Sur les frais liés à l’instance :
Le requérant a été admis au bénéfice de l’aide juridictionnelle totale. Par suite, son avocat peut se prévaloir des dispositions des articles L. 761-1 du code de justice administrative et 37 de la loi du 10 juillet 1991. Il y a lieu, dans les circonstances de l’espèce, sous réserve que Me Remedem, avocat de M. C…, renonce à percevoir la somme correspondant à la part contributive de l’Etat, de mettre à la charge de l’Etat la somme de 1 000 euros à verser à Me Remedem.
D E C I D E :
Article 1er : Il n’y a pas lieu de statuer sur les conclusions présentées par M. C… tendant à son admission au bénéfice de l’aide juridictionnelle à titre provisoire.

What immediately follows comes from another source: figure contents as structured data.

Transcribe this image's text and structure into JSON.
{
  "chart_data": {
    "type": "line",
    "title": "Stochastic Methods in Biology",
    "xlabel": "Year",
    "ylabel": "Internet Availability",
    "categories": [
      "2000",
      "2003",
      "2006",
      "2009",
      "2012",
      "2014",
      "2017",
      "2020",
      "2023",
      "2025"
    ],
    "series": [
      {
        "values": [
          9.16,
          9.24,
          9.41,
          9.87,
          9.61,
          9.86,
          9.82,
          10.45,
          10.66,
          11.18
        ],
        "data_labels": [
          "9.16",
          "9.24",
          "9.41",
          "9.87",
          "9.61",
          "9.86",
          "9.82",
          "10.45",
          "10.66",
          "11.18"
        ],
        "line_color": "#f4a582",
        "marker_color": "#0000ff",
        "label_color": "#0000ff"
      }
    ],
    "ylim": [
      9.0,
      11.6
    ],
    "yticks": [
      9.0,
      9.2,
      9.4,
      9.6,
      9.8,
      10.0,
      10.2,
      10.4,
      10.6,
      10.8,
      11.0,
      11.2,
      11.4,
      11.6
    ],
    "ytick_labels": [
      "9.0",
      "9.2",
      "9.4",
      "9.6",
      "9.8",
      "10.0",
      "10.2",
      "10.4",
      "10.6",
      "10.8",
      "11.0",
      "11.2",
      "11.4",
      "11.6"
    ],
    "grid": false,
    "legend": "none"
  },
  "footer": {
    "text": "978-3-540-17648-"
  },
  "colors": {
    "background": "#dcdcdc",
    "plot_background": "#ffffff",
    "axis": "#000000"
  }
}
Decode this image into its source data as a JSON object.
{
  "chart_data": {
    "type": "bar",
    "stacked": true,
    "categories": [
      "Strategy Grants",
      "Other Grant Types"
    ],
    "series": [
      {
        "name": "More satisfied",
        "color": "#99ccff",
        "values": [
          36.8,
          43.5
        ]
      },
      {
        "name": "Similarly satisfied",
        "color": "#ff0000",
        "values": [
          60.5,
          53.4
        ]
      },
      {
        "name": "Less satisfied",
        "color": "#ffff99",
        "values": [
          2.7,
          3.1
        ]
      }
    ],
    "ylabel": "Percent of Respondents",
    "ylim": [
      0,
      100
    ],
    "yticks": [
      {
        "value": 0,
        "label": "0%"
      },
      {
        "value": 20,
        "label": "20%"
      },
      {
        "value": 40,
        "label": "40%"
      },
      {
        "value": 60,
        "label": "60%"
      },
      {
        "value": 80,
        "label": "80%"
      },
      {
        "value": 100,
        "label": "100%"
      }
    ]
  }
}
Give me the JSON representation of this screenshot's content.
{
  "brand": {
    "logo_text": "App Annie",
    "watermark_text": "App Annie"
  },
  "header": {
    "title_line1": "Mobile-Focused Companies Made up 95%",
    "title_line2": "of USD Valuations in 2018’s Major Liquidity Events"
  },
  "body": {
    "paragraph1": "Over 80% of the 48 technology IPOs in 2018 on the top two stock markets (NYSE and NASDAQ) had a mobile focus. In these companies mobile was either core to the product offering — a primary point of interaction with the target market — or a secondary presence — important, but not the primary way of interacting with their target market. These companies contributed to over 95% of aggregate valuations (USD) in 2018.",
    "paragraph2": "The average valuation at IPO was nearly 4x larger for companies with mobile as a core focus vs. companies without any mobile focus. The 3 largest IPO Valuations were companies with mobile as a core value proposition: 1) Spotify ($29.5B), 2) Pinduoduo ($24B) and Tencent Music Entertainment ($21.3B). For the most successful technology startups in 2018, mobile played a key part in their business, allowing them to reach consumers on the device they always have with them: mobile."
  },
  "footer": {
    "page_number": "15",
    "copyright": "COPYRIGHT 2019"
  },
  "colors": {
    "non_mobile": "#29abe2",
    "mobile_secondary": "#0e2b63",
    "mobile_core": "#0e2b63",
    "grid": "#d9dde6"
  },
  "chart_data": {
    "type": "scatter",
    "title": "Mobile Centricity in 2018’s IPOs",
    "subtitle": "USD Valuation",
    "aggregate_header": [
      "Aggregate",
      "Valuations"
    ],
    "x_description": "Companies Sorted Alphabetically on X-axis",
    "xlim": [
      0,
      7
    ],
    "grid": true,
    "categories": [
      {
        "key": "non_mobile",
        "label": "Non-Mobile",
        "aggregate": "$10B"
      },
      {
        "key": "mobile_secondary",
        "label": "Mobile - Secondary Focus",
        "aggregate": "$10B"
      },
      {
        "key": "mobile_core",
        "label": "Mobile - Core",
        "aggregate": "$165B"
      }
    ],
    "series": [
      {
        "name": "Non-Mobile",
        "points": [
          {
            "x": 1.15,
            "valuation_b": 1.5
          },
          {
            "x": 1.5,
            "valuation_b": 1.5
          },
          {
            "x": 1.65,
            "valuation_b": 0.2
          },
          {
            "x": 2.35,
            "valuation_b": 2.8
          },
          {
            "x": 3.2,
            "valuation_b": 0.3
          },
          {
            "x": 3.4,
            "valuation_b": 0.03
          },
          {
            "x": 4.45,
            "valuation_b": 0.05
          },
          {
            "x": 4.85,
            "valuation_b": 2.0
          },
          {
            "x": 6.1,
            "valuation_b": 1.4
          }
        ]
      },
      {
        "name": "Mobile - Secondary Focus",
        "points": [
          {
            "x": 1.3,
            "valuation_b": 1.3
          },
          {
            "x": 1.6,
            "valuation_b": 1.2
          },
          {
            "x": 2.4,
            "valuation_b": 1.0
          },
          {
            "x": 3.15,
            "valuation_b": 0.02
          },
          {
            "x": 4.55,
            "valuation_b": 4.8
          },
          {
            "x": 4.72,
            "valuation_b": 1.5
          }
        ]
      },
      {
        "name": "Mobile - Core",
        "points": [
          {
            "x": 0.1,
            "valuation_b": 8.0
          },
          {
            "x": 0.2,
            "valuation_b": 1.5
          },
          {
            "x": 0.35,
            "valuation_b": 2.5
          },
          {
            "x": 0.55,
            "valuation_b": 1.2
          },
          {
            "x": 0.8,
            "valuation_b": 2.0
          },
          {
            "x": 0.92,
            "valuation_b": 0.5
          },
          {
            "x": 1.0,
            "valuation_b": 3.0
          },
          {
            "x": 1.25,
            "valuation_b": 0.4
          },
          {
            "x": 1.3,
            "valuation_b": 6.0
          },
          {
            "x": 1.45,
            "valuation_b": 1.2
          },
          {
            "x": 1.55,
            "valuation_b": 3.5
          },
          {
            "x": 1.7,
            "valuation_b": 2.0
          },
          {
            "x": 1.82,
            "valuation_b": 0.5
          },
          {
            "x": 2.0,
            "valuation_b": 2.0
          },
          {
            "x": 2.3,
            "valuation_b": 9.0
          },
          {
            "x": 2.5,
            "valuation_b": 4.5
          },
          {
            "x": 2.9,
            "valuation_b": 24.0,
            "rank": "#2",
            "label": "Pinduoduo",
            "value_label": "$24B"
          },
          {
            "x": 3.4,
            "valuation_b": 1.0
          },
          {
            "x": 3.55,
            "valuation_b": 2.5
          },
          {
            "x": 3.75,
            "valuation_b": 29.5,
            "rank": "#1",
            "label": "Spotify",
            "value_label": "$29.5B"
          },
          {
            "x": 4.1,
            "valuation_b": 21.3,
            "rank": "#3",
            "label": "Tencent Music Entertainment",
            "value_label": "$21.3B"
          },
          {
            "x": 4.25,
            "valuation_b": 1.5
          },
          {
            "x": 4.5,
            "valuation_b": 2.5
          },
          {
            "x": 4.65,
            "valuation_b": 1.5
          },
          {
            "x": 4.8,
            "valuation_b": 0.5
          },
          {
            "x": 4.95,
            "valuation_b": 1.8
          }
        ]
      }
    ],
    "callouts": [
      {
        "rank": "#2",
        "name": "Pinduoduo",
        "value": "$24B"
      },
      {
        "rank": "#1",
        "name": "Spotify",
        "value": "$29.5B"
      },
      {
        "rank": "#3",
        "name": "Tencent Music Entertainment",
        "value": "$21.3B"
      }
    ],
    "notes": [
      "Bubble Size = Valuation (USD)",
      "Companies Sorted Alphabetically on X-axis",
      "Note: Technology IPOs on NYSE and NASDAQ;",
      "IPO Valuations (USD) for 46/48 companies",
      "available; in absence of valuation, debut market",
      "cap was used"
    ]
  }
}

Article 2 : L’arrêté du 19 février 2025 par lequel le préfet du Puy-de-Dôme a obligé M. C… à quitter le territoire français, a fixé le pays à destination duquel il pourra être éloigné et l’a interdit de retour sur le territoire français pur une durée d’un an est annulé.
Article 3 : Il est enjoint à la préfète du Puy-de-Dôme de réexaminer la situation de M. C… dans un délai de quatre mois, au vu notamment de l’avancement de la demande d’asile présentée par sa fille, de lui remettre, dans cette attente, une autorisation provisoire de séjour l’autorisant à travailler ou, le cas échéant, l’attestation prévue à l’article L. 521-7 du code de l’entrée et du séjour des étrangers et du droit d’asile et de mettre en œuvre la procédure d’effacement du signalement de M. C… aux fins de non admission dans le système d’information Schengen sans délai.
Article 4 : Sous réserve que Me Remedem renonce à percevoir la somme correspondant à la part contributive de l’Etat, ce dernier versera à Me Remedem, avocat de M. C…, la somme de 1 000 euros en application des dispositions du deuxième alinéa de l’article 37 de la loi du 10 juillet 1991.
Article 5 : Le surplus des conclusions de la requête est rejeté.
Article 6 : Le présent jugement sera notifié à M. B… C… et à la préfète du Puy-de-Dôme.
Délibéré après l’audience du 7 mai 2026, à laquelle siégeaient :
Mme Caraës, présidente,
Mme Bollon, première conseillère,
Mme Michaud, conseillère.
Rendu public par mise à disposition au greffe le 22 mai 2026.
La rapporteure,
H. MICHAUD
La présidente,
R. CARAËS
La greffière,
F. LLORACH
La République mande et ordonne à la préfète du Puy-de-Dôme en ce qui la concerne ou à tous commissaires de justice à ce requis en ce qui concerne les voies de droit commun contre les parties privées de pourvoir à l’exécution de la présente décision.